Efficient and Scalable All-to-All Personalized Exchange for InfiniBand-Based Clusters

  • Authors:
  • Sayantan Sur;Hyun-Wook Jin;Dhabaleswar K. Panda

  • Affiliations:
  • Ohio State University;Ohio State University;Ohio State University

  • Venue:
  • ICPP '04 Proceedings of the 2004 International Conference on Parallel Processing
  • Year:
  • 2004

Quantified Score

Hi-index 0.00

Visualization

Abstract

The All-to-All Personalized Exchange is the most dense collective communication function offered by the MPI specification. The operation involves every process sending a different message to all other participating processes. This collective operation is essential for many parallel scientific applications. With increasing system and message sizes, it becomes challenging to offer a fast, scalable and efficient implementation of this operation.
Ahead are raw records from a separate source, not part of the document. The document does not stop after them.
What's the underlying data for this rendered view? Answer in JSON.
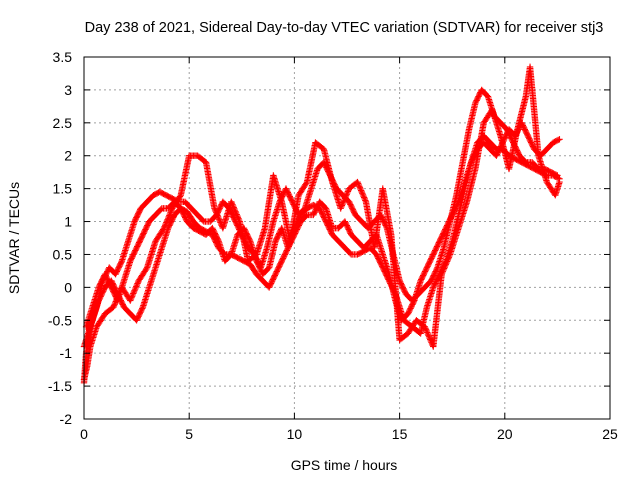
{
  "chart_data": {
    "type": "scatter",
    "title": "Day 238 of 2021, Sidereal Day-to-day VTEC variation (SDTVAR) for receiver stj3",
    "xlabel": "GPS time / hours",
    "ylabel": "SDTVAR / TECUs",
    "xlim": [
      0,
      25
    ],
    "ylim": [
      -2,
      3.5
    ],
    "xticks": [
      "0",
      "5",
      "10",
      "15",
      "20",
      "25"
    ],
    "yticks": [
      "-2",
      "-1.5",
      "-1",
      "-0.5",
      "0",
      "0.5",
      "1",
      "1.5",
      "2",
      "2.5",
      "3",
      "3.5"
    ],
    "grid": true,
    "marker": "+",
    "color": "#ff0000",
    "series": [
      {
        "x": [
          0.0,
          0.1,
          0.2,
          0.3,
          0.5,
          0.7,
          1.0,
          1.3,
          1.6,
          1.9,
          2.2,
          2.5,
          2.8,
          3.1,
          3.4,
          3.7,
          4.0,
          4.3,
          4.6,
          4.9,
          5.2,
          5.5,
          5.8,
          6.1,
          6.4,
          6.7,
          7.0,
          7.3,
          7.6,
          7.9,
          8.2,
          8.5,
          8.8,
          9.1,
          9.4,
          9.7,
          10.0,
          10.3,
          10.6,
          10.9,
          11.2,
          11.5,
          11.8,
          12.1,
          12.4,
          12.7,
          13.0,
          13.3,
          13.6,
          13.9,
          14.2,
          14.5,
          14.8,
          15.0,
          15.2,
          15.4,
          15.6,
          15.8,
          16.0,
          16.3,
          16.6,
          16.9,
          17.2,
          17.5,
          17.8,
          18.1,
          18.4,
          18.7,
          19.0,
          19.3,
          19.6,
          19.9,
          20.2,
          20.5,
          20.8,
          21.1,
          21.4,
          21.7,
          22.0,
          22.3,
          22.6
        ],
        "y": [
          -1.45,
          -1.0,
          -0.8,
          -0.6,
          -0.4,
          -0.2,
          0.0,
          0.1,
          -0.1,
          -0.3,
          -0.4,
          -0.5,
          -0.3,
          0.0,
          0.3,
          0.6,
          0.9,
          1.1,
          1.2,
          1.15,
          1.0,
          0.9,
          0.85,
          0.8,
          0.6,
          0.5,
          0.5,
          0.45,
          0.4,
          0.35,
          0.2,
          0.1,
          0.0,
          0.2,
          0.4,
          0.6,
          0.9,
          1.1,
          1.2,
          1.25,
          1.2,
          1.0,
          0.8,
          0.7,
          0.6,
          0.5,
          0.5,
          0.55,
          0.6,
          0.5,
          0.3,
          0.1,
          -0.1,
          -0.3,
          -0.5,
          -0.55,
          -0.6,
          -0.65,
          -0.7,
          -0.3,
          0.0,
          0.2,
          0.4,
          0.7,
          1.1,
          1.5,
          1.9,
          2.2,
          2.3,
          2.2,
          2.1,
          2.1,
          2.0,
          1.95,
          1.9,
          1.85,
          1.8,
          1.75,
          1.7,
          1.7,
          1.65
        ]
      },
      {
        "x": [
          0.0,
          0.2,
          0.4,
          0.6,
          0.9,
          1.2,
          1.5,
          1.8,
          2.1,
          2.4,
          2.7,
          3.0,
          3.3,
          3.6,
          3.9,
          4.2,
          4.5,
          4.8,
          5.1,
          5.4,
          5.7,
          6.0,
          6.3,
          6.6,
          6.9,
          7.2,
          7.5,
          7.8,
          8.1,
          8.4,
          8.7,
          9.0,
          9.3,
          9.6,
          9.9,
          10.2,
          10.5,
          10.8,
          11.1,
          11.4,
          11.7,
          12.0,
          12.3,
          12.6,
          12.9,
          13.2,
          13.5,
          13.8,
          14.1,
          14.4,
          14.7,
          15.0,
          15.3,
          15.6,
          15.9,
          16.2,
          16.5,
          16.8,
          17.1,
          17.4,
          17.7,
          18.0,
          18.3,
          18.6,
          18.9,
          19.2,
          19.5,
          19.8,
          20.1,
          20.4,
          20.7,
          21.0,
          21.3,
          21.6,
          21.9,
          22.2,
          22.5
        ],
        "y": [
          -0.9,
          -0.7,
          -0.5,
          -0.3,
          0.1,
          0.3,
          0.2,
          0.4,
          0.7,
          1.0,
          1.2,
          1.3,
          1.4,
          1.45,
          1.4,
          1.35,
          1.3,
          1.3,
          1.2,
          1.1,
          1.0,
          1.0,
          1.1,
          1.3,
          1.2,
          1.0,
          0.8,
          0.6,
          0.5,
          0.3,
          0.6,
          1.0,
          1.3,
          1.5,
          1.3,
          1.1,
          1.2,
          1.5,
          1.8,
          1.9,
          1.7,
          1.5,
          1.4,
          1.3,
          1.1,
          1.0,
          0.9,
          1.0,
          1.1,
          0.9,
          0.5,
          0.1,
          -0.1,
          -0.2,
          -0.1,
          0.0,
          0.1,
          0.3,
          0.6,
          1.0,
          1.4,
          1.9,
          2.4,
          2.8,
          3.0,
          2.9,
          2.6,
          2.5,
          2.4,
          2.2,
          2.0,
          1.9,
          1.9,
          1.8,
          1.8,
          1.75,
          1.7
        ]
      },
      {
        "x": [
          0.1,
          0.4,
          0.7,
          1.0,
          1.3,
          1.6,
          1.9,
          2.2,
          2.5,
          2.8,
          3.1,
          3.4,
          3.7,
          4.0,
          4.3,
          4.6,
          4.9,
          5.2,
          5.5,
          5.8,
          6.1,
          6.4,
          6.7,
          7.0,
          7.3,
          7.6,
          7.9,
          8.2,
          8.5,
          8.8,
          9.1,
          9.4,
          9.7,
          10.0,
          10.3,
          10.6,
          10.9,
          11.2,
          11.5,
          11.8,
          12.1,
          12.4,
          12.7,
          13.0,
          13.3,
          13.6,
          13.9,
          14.2,
          14.5,
          14.8,
          15.1,
          15.4,
          15.7,
          16.0,
          16.3,
          16.6,
          16.9,
          17.2,
          17.5,
          17.8,
          18.1,
          18.4,
          18.7,
          19.0,
          19.3,
          19.6,
          19.9,
          20.2,
          20.5,
          20.8,
          21.1,
          21.4,
          21.7,
          22.0,
          22.3,
          22.6
        ],
        "y": [
          -0.6,
          -0.3,
          0.0,
          0.2,
          0.0,
          -0.2,
          0.1,
          0.4,
          0.6,
          0.8,
          1.0,
          1.1,
          1.2,
          1.2,
          1.3,
          1.2,
          1.0,
          0.9,
          0.85,
          0.8,
          0.9,
          0.7,
          0.4,
          0.5,
          0.8,
          0.9,
          0.7,
          0.4,
          0.2,
          0.3,
          0.7,
          0.9,
          0.6,
          0.8,
          1.0,
          1.1,
          1.1,
          1.3,
          1.2,
          0.9,
          0.9,
          1.0,
          0.8,
          0.7,
          0.6,
          0.7,
          0.8,
          0.5,
          0.2,
          -0.2,
          -0.5,
          -0.4,
          -0.2,
          0.1,
          0.3,
          0.5,
          0.7,
          0.9,
          1.1,
          1.3,
          1.6,
          1.9,
          2.1,
          2.2,
          2.1,
          2.0,
          2.2,
          2.4,
          2.3,
          2.5,
          2.3,
          2.1,
          2.0,
          2.1,
          2.2,
          2.25
        ]
      },
      {
        "x": [
          0.0,
          0.15,
          0.3,
          0.6,
          1.0,
          1.4,
          1.8,
          2.2,
          2.6,
          3.0,
          3.4,
          3.8,
          4.2,
          4.6,
          5.0,
          5.4,
          5.8,
          6.2,
          6.6,
          7.0,
          7.4,
          7.8,
          8.2,
          8.6,
          9.0,
          9.4,
          9.8,
          10.2,
          10.6,
          11.0,
          11.4,
          11.8,
          12.2,
          12.6,
          13.0,
          13.4,
          13.8,
          14.2,
          14.6,
          15.0,
          15.4,
          15.8,
          16.2,
          16.6,
          17.0,
          17.4,
          17.8,
          18.2,
          18.6,
          19.0,
          19.4,
          19.8,
          20.2,
          20.6,
          21.0,
          21.2,
          21.6,
          22.0,
          22.4,
          22.6
        ],
        "y": [
          -1.4,
          -1.2,
          -0.9,
          -0.6,
          -0.4,
          -0.3,
          0.0,
          -0.2,
          0.1,
          0.3,
          0.7,
          0.9,
          1.2,
          1.4,
          2.0,
          2.0,
          1.9,
          1.2,
          0.9,
          1.3,
          1.0,
          0.4,
          0.5,
          0.9,
          1.7,
          1.3,
          0.7,
          1.4,
          1.6,
          2.2,
          2.1,
          1.6,
          1.2,
          1.5,
          1.6,
          1.3,
          0.6,
          1.5,
          0.8,
          -0.8,
          -0.7,
          -0.5,
          -0.6,
          -0.9,
          0.2,
          0.5,
          0.9,
          1.3,
          1.8,
          2.5,
          2.7,
          2.3,
          1.8,
          2.4,
          2.9,
          3.35,
          2.0,
          1.6,
          1.4,
          1.6
        ]
      }
    ]
  }
}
InfiniBand is an emerging modern interconnect. It offers very low latency, high bandwidth and one-sided operations like RDMA write. Its advanced features like RDMA write gather allow us to design and implement All-to-all algorithms much more efficiently than in the past. Our aim in this paper is to design efficient and scalable implementations of traditional personalized exchange algorithms. In this paper we present two novel approaches towards designing All-to-all algorithms for short and long messages respectively. The Hypercube RDMA Write Gather and Direct Eager schemes effectively leverage the RDMA and RDMA with Write gather mechanisms offered by InfiniBand. Performance evaluation of our design and implementation reveals that it is able to reduce the All-to-All communication time by upto a factor of 3.07 for 32 byte messages on a 16 node InfiniBand cluster. Our analytical models suggest that the proposed designs will perform 64% better on InfiniBand clusters with 1024 nodes for 4k message size.